Mas, essa é uma lição antiga. Há décadas, estudiosos das relações raciais, ativistas antirracistas e integrantes dos movimentos negros denunciam. É histórico: “parem de nos matar”. Contudo, quando cenas do assassinato de George Floyd e das manifestações subsequentes correram o mundo, a pergunta exaustivamente repetida foi: Por que aqui, não se manifestam como lá? Mais uma lição: No Brasil, luta antirracista boa é a que acontece em outro país.

Um engano. No Brasil a resistência é condição de existência de negros e as estratégias são seculares. Os casos de racismo fortaleceram os novos movimentos negros, as articulações em redes e o ativismo antirracista digital.
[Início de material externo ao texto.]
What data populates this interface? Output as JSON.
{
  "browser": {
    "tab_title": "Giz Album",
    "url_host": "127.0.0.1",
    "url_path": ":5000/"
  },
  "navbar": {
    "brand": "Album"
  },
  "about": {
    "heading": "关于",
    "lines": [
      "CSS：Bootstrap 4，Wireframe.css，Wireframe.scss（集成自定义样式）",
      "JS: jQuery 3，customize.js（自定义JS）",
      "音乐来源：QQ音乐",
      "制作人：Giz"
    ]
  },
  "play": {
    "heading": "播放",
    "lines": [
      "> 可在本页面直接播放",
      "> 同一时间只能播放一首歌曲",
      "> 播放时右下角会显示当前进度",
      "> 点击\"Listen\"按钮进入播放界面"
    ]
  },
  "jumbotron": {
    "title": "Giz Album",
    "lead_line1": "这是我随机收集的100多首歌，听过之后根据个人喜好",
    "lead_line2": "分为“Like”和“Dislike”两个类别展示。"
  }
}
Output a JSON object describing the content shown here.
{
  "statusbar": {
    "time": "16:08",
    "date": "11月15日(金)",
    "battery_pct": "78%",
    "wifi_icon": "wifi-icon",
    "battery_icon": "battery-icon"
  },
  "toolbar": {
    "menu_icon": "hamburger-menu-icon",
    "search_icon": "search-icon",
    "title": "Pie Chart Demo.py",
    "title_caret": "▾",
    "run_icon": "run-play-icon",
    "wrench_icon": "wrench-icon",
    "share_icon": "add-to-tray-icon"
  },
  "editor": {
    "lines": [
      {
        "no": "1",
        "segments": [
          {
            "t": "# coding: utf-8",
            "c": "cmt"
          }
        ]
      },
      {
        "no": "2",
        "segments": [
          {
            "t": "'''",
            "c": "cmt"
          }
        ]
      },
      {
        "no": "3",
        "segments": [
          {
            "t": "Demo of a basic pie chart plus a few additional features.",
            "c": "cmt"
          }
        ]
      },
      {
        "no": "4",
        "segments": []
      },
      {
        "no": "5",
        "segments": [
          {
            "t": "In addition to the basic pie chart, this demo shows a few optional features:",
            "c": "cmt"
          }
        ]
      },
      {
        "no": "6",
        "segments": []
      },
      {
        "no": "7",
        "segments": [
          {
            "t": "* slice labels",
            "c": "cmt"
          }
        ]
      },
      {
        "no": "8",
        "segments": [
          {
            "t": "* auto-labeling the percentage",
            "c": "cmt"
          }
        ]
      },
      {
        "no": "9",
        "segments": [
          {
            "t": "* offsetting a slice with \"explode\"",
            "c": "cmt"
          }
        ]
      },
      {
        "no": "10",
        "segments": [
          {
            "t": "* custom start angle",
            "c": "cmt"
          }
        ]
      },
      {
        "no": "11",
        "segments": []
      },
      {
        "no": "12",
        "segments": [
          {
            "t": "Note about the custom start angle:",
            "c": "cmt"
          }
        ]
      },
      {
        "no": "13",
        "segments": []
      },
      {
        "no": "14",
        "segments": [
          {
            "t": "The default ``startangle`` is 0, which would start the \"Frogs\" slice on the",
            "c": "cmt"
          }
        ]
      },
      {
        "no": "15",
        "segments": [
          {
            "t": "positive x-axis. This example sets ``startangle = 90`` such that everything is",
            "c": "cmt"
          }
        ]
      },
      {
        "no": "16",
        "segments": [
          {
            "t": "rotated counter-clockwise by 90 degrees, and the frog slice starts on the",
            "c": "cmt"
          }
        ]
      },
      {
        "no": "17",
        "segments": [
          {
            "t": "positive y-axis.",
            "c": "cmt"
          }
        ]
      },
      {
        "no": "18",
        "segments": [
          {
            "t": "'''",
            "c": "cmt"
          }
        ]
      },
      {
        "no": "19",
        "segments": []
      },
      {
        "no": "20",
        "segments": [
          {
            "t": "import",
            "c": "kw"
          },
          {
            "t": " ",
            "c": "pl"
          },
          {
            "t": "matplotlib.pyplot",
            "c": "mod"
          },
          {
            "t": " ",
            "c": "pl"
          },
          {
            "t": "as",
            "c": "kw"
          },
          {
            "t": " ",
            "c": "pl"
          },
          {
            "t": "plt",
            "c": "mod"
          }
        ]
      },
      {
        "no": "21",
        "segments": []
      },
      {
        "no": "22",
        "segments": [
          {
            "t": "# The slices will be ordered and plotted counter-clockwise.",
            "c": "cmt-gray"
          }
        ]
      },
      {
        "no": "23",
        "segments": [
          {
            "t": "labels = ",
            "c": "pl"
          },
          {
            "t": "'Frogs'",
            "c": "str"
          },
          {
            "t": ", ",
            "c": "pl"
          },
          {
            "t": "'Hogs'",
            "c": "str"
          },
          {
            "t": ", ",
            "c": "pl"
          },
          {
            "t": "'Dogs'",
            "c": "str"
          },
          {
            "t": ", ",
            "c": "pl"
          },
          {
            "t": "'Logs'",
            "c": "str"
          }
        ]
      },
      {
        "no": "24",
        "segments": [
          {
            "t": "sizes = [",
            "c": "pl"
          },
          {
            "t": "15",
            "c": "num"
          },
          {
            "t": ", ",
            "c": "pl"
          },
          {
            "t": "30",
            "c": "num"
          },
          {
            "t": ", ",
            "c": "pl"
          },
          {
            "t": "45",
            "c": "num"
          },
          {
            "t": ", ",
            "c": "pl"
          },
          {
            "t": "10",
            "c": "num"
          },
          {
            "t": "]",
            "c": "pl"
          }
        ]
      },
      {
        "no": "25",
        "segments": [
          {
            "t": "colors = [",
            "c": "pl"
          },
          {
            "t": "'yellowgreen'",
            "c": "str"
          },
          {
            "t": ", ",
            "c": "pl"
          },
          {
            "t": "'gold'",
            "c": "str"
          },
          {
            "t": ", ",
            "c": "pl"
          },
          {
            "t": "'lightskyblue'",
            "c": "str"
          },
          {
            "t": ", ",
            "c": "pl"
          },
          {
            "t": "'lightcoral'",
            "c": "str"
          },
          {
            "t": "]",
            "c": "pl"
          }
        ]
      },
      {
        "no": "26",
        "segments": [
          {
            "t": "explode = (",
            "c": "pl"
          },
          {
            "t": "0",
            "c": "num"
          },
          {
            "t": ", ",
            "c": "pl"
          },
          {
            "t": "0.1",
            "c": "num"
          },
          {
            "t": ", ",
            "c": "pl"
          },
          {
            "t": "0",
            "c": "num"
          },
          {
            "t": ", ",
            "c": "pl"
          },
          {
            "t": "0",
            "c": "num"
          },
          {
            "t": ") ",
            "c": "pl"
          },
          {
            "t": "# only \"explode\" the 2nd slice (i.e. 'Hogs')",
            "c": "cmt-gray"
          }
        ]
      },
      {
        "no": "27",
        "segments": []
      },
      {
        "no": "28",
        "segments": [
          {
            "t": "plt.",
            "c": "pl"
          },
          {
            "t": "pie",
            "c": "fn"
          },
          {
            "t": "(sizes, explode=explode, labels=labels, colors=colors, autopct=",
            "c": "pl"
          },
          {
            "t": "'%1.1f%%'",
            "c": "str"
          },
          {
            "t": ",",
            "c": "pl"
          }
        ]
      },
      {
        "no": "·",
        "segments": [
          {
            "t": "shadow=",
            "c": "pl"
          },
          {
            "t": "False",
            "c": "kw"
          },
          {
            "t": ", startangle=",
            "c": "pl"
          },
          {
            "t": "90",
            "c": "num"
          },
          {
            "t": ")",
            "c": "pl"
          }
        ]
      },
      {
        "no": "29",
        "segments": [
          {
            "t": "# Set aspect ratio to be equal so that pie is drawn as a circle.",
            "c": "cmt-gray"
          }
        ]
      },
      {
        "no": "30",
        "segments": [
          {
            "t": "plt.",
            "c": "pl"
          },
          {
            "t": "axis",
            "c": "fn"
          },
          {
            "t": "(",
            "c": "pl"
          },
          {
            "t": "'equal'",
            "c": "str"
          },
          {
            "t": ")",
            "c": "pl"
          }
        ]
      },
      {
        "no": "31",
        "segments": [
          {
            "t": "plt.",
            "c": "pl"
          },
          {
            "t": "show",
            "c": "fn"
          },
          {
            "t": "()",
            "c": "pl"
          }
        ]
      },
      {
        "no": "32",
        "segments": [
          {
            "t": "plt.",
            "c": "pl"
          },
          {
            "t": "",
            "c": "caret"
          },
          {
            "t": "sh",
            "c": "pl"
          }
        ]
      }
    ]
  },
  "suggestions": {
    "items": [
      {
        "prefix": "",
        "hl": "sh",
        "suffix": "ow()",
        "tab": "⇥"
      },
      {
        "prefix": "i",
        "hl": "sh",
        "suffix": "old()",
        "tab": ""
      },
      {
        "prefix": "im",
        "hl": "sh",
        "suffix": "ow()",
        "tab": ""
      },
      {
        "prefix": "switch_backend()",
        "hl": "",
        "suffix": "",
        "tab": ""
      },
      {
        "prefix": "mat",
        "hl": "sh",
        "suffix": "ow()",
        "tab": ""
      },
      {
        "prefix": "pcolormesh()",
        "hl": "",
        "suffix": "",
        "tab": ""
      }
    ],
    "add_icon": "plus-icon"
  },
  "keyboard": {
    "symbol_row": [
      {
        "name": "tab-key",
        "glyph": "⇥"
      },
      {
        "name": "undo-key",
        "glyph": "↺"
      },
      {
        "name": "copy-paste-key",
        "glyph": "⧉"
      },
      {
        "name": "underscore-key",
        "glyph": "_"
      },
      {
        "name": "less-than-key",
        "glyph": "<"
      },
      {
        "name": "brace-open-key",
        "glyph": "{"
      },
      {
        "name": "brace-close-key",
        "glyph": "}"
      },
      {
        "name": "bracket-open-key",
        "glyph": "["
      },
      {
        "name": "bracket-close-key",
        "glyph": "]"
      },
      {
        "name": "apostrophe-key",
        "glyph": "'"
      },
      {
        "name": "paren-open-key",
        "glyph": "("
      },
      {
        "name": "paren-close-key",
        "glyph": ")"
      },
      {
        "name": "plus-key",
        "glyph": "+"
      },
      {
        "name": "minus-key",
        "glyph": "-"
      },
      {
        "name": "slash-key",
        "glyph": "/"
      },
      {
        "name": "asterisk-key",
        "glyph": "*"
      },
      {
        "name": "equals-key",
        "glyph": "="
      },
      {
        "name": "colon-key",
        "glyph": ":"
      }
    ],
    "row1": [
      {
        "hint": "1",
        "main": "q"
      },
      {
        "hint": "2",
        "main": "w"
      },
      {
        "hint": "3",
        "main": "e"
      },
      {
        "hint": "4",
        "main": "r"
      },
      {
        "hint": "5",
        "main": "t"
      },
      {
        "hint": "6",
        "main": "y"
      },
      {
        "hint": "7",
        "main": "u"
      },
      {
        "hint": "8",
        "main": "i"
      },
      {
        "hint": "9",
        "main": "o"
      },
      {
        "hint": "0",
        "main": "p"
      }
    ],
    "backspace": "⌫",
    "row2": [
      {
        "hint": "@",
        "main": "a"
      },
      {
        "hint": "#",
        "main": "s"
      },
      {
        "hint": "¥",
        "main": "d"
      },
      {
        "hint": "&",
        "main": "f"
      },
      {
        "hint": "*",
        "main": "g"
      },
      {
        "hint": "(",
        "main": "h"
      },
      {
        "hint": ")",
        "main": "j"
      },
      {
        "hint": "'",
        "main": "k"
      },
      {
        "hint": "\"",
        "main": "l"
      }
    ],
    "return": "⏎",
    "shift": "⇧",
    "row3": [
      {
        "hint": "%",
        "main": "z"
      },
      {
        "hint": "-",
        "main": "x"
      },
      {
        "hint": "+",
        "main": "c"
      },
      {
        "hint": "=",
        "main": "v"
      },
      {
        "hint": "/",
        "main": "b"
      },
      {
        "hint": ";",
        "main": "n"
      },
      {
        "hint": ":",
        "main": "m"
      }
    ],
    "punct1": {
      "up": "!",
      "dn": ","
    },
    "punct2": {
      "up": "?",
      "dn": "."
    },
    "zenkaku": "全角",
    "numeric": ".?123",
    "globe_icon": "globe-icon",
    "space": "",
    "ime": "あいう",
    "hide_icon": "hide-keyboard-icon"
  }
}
Por outro lado, as últimas eleições municipais realizadas entre outubro e novembro tiveram como pauta potente a defesa da candidatura de mulheres negras, um movimento que organizado há anos, ganhou força com a recente decisão do STF sobre destinação de recursos, por partidos políticos, para campanhas de candidatos negros.

A pandemia ainda não acabou, embora 2020 esteja encerrado, deixando uma última lição: Racismo é para ser combatido. Se 2020 ensinou muito ao Brasil, a tarefa, para 2021 é a de responder à pergunta: E, o Brasil, aprendeu a lição?